This morning begins with an Old Testament passage from 2 Kings 4:1-7; the widow with the jar of oil. Pastor Casey notes that at times, we can get distracted from what God has called us to because of loss. The widow is definitely struggling with loss- her husband is dead; she is in debt; her sons are headed for slavery. In verse 2, Elisha asks a question that seems odd to us. “What shall I do for you?” What do you have?” Perhaps we need to stop and consider, what do I really need, on what level? And, what do I have?
The widow mentioned she had a jar of oil. Oil speaks of anointing, empowerment for the place we are and the work we are called to do. Pastor Casey notes that God has given us all we need to live where He has placed us. II Peter 1:3 “as His divine power has given to us all things that pertain to life and godliness…”. The widow was told to gather many vessels. As the widow obeyed the prophet, she began to pour the oil into vessel after vessel. The more vessels we show up with, the more anointing is going to flow. God will pour his anointing into our life as we make ourselves available. There is always more!
We can limit what God wants to do in our life based on our experience. But we are not just the product of experience but of grace. There is more! God has more oil than we have vessels. More anointing for our life than we’ve walked in yet. I Corinthians 2:9 “Eye has not seen, nor ear heard, nor have entered into the heart of man the things which god has prepared for those who love Him.”
Pastor, Casey goes on to encourage us from Proverbs 30:16. If we would never say enough, how much more of God could we experience? There is more grace for our husband/wife-more anointing to reach people-more capacity to hold the things of God…
Listen and be encouraged. Wherever you find yourself today, God has more for you.
Scripturereference: II Kings 4:1-7; II Peter 1:3; I Corinthians 2:9; Proverbs 30:16
Pastor Casey revisits a scripture from a few weeks back, Psalm 84:6a “As they pass through the Valley of Baca, they make it a spring;” He goes back to verse 1 and begins to walk through this psalm for us today. In the first verse he points out that we are the house of God. What is on the inside of us makes us lovely, being filled with the glory of God. As he moves on to verse 2, he takes some time to develop the thought process of how our soul (mind, will and emotions) yearns to be near God. More amazing, is the idea of how can our flesh cry out for God, when Galatians tells us that flesh is at enmity with God?
We see in Galatians 5:16-18, that if we are led by the Spirit we will not fulfill the lusts of the flesh and we are not under the law.
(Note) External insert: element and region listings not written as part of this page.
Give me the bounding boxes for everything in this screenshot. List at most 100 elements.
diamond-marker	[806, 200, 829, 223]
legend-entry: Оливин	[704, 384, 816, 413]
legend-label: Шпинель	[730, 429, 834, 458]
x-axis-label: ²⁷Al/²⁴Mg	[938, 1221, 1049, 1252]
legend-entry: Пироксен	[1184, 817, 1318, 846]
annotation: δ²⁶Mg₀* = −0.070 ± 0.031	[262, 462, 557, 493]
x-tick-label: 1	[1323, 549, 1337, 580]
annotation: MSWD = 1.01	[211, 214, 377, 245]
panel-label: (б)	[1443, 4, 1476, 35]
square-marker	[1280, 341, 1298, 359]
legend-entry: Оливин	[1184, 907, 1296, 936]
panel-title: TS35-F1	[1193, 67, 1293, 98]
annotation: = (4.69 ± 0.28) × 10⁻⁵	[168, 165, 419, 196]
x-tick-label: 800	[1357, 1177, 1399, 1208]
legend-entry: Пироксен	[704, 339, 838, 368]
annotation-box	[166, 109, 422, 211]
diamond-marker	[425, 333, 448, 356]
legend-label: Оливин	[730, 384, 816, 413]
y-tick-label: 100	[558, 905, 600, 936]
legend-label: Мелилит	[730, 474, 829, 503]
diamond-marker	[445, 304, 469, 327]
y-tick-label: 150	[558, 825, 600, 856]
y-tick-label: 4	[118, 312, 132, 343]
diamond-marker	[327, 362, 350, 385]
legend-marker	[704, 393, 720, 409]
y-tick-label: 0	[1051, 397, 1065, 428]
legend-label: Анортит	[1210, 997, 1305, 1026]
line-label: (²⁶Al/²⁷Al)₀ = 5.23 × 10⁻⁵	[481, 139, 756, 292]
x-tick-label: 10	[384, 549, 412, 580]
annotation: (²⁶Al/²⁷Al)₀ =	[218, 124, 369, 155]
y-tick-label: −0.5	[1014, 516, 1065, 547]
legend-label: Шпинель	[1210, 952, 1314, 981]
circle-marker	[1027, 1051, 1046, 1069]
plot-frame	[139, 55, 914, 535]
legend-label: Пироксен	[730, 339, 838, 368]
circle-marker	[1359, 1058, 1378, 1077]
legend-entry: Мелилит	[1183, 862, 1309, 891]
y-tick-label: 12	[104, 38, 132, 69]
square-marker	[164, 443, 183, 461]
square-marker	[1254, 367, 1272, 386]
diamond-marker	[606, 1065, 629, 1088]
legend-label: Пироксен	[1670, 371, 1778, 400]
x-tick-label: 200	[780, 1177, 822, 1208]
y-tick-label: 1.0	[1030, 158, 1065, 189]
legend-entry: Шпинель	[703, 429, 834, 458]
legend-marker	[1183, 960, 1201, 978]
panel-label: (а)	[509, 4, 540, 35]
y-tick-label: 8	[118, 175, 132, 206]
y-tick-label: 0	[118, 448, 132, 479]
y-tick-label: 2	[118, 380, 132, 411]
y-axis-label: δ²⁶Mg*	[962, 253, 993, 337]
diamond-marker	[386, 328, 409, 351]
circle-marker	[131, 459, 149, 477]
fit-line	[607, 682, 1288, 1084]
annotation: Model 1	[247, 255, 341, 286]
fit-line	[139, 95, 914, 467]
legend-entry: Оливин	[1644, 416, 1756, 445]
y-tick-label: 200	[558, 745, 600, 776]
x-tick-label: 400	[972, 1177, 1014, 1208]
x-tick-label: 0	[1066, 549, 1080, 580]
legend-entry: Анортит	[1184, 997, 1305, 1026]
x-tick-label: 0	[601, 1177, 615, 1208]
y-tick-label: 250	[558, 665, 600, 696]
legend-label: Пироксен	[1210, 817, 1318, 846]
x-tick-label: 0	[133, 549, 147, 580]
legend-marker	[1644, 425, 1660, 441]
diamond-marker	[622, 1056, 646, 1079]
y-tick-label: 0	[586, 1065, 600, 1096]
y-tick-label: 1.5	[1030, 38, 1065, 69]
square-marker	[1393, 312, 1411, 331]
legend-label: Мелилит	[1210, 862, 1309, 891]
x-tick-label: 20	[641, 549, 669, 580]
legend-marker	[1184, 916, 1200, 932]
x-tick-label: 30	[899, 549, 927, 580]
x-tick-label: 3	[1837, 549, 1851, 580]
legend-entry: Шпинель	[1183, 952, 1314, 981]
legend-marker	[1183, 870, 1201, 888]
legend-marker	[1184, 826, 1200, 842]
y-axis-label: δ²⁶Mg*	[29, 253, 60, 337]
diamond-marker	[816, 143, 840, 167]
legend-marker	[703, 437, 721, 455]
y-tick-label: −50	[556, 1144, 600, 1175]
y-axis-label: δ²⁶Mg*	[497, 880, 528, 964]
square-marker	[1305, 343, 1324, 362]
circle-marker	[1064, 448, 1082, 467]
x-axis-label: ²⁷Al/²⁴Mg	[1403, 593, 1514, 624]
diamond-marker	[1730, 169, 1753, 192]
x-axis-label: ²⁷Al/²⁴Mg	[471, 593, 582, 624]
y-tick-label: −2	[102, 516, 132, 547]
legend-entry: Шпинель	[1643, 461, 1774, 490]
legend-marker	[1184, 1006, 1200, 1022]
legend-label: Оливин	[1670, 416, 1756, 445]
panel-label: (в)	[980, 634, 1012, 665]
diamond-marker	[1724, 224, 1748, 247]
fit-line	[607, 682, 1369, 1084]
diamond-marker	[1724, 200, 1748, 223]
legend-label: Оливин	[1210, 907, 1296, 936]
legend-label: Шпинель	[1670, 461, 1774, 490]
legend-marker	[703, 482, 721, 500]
Pastor Casey points out that we are under the law of the Spirit of Life in Christ Jesus not the law of sin and death as noted in Romans 8. Our flesh desiring God begins with an act of will-then a choice to walk toward God-our flesh follows. So yes, (v.2) my soul and my flesh, can cry out for God. We do have a choice based on our will to serve God, or not.
Pastor continues moving through verses three through six, elaborating on the young, the altars, dwelling, praising, strength, pilgrimage and finally wells. He encourages us to live as near the altar as we can get; bring forth the young/next generation to follow God; dwell in God; know that God is our strength; set our hearts to be near; and build the wells that bring refreshing. When we find ourselves in the Valley of Baca, we can sit and weep, or dig a well.
Pastor Casey begins by sharing that a cut down tree often appears dead yet the scripture says at the scent of water, it could sprout again. Casey reminds us that often in the scripture water is symbolic of the Holy Spirit. The Spirit may speak to us in different ways/languages, as water comes in different forms-dew; mist; oceans; rivers; wells… When we think God only speaks to us one way, we may be missing or not recognizing where we are or what God is speaking to us. We love it when God pours out His Spirit in our lives, but we can’t just chase and live under rain clouds. We may be in the Valley of Baca, Psalm 84:6, a place of weeping or bitterness, a hard place- a place we want to get out of- but it is a place to dig a well and bring forth water.
A well is not seasonal water, it is consistent, reliable. We need wells for the dry dusty seasons. Each of us needs to make our life a well. Pastor Casey encourages us to dig deep in God. Digging a well is hard work; removing dirt-digging things our of our life like misguided ideas. We must use faith to dig for water, to believe something is there when we cannot see it. Much of the digging is done in the dark, in the places that no one sees. Yet, it makes a great difference in our lives and our families when we dig deep in God.
Symbolically wells are generational blessings. We see this in the Old Testament as wells were passed down to sons and grandsons and on and on. Will our children inherit the same old enemies we never bothered to defeat (struggle in the valleys in which we never dug a well,) or rejoice in the victories/refreshing wells that we labored over? In the end, we see Job didn’t have the whole picture. In the New Testament we see God’s promise of our old life passing away, dying in Christ, becoming new in Christ and finally in Ephesians 3:14-21, we must be rooted and grounded in God’s love.